At the other end of the extreme, a massive European drought hampered milk production from Portugal to Italy last summer, and the Alps hardly received any snowfall this winter until a significant snowstorm arrived on January 15. Snowfall over the next 10 weeks, however, will be critical to ensure adequate water for agriculture this summer.
As with other commodities, climate will continue to impact global dairy production as farmers struggle with too much heat, cold, rain, drought, and everything in between. Going forward, extreme weather will increase volatility in dairy markets, but for now, slower global demand and ample milk supplies have mitigated weather-related declines in milk production.

Ken’s Corner
by Ken Meyers President, MCT Dairies Inc.
Extreme weather, or at least more of it, appears to be the norm.
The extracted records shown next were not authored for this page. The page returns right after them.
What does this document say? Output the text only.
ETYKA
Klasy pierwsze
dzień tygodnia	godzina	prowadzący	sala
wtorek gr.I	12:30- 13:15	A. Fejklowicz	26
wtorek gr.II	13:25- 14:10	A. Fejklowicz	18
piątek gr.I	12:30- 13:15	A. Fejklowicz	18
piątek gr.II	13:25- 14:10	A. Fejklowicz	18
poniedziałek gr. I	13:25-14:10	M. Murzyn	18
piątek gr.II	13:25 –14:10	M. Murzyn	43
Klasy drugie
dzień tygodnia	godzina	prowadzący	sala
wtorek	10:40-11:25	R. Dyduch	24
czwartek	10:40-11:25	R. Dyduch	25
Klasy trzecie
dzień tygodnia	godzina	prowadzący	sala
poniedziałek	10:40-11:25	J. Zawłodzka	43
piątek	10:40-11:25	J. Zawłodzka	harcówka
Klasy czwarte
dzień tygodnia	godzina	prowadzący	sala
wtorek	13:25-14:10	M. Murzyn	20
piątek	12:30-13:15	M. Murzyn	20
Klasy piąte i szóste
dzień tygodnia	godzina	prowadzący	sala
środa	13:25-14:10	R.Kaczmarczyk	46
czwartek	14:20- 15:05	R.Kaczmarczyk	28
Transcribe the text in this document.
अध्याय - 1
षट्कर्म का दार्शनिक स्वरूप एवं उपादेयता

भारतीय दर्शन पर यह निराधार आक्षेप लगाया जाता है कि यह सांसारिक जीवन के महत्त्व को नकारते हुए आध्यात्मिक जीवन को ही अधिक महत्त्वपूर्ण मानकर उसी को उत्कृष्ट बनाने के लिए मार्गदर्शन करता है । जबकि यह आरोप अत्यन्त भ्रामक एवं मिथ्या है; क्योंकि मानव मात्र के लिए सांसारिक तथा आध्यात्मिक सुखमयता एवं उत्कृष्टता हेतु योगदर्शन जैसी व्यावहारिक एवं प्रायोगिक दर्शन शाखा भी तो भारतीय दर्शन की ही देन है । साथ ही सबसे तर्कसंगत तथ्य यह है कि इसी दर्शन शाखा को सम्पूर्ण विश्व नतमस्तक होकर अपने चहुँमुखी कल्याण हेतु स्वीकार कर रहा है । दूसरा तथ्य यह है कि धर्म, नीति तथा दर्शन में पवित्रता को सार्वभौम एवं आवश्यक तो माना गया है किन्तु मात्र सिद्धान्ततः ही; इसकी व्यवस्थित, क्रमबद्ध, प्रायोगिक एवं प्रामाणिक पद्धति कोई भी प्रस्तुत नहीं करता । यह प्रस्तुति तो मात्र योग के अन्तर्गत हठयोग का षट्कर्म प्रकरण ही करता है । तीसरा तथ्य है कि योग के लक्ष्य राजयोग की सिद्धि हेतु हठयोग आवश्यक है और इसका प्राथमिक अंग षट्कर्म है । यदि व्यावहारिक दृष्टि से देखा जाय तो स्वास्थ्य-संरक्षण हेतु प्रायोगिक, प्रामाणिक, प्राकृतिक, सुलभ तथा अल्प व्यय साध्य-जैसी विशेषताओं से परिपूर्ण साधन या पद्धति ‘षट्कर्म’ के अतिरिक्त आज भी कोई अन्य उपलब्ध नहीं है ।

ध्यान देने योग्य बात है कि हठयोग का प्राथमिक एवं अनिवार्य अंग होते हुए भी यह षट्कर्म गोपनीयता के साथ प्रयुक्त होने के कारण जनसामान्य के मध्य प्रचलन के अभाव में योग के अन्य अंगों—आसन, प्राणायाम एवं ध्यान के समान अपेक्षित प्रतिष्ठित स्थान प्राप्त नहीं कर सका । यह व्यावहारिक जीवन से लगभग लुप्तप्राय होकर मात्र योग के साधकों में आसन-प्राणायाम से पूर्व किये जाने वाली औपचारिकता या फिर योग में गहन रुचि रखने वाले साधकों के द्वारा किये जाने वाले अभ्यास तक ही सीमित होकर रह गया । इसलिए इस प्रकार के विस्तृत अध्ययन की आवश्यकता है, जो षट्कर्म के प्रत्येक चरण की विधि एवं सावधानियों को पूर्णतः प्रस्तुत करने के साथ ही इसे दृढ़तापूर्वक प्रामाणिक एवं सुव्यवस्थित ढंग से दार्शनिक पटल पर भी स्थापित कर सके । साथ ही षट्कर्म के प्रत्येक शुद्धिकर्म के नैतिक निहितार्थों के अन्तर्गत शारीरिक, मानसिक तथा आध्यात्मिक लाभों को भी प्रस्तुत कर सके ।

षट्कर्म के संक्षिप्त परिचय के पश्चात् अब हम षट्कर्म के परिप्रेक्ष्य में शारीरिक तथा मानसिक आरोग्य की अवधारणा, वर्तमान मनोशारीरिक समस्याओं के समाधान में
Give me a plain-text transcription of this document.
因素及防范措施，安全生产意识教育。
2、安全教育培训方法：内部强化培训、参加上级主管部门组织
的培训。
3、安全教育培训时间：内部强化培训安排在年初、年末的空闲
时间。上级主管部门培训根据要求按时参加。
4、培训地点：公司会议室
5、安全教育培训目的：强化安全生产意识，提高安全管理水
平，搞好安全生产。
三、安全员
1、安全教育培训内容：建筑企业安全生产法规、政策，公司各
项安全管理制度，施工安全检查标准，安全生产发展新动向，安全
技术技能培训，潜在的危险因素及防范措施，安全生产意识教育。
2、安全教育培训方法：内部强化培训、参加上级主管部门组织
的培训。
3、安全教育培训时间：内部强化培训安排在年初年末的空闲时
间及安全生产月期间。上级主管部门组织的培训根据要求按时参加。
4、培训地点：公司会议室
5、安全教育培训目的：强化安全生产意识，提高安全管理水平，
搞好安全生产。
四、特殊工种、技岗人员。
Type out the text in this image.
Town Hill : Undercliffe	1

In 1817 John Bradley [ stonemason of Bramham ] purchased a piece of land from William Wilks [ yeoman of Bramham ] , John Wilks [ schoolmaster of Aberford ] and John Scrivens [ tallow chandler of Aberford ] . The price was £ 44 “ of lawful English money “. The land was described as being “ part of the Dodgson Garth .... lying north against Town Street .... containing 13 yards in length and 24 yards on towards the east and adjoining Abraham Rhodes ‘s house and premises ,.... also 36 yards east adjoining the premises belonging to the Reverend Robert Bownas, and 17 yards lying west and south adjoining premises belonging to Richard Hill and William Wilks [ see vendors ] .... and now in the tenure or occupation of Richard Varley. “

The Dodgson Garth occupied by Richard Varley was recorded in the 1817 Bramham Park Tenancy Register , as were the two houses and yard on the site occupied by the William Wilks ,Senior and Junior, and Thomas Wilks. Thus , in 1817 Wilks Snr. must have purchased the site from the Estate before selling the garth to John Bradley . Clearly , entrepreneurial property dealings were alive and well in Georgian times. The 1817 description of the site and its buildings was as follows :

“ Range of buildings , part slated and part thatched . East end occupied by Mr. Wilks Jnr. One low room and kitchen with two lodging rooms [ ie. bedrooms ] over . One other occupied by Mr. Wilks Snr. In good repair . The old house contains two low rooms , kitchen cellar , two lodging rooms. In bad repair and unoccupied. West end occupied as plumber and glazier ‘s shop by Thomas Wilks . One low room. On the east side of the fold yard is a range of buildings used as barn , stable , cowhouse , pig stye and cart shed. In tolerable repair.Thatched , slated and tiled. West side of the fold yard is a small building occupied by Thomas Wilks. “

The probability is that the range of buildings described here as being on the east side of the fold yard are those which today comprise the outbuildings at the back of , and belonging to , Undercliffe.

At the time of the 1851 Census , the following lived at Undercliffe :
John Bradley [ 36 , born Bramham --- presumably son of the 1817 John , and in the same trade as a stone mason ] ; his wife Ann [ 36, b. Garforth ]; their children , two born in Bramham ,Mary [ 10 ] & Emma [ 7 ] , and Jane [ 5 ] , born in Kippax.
According to NASA, 2022 was the fifth warmest year on record. Global temperatures last year were 1.6° F. above the average NASA baseline period from 1951 to 1980. A few years earlier, the 12 months ending in April 2019 were the wettest 12-month period in the United States since recordkeeping began in 1895. The average rainfall of 36.2 inches during that period broke the previous 12-month rainfall record of 35.78 inches set between April 2015 and March 2016.
When much of the country was getting drenched, the West was battling a megadrought that continues to grip the region today. In 2021, one of the driest years on record, scientists declared the then 22-yearlong megadrought in the American West the worst in 1,200 years, Today, California remains under two simultaneous states of emergency, one for flooding and one for drought.
Going forward, producers and processors who expect and prepare for extremes in weather are likely to do better than those who don’t. Likewise, the countries that expect and plan for weather-related emergencies also will be better positioned to feed the world by keeping both agricultural production flowing and supply chains moving.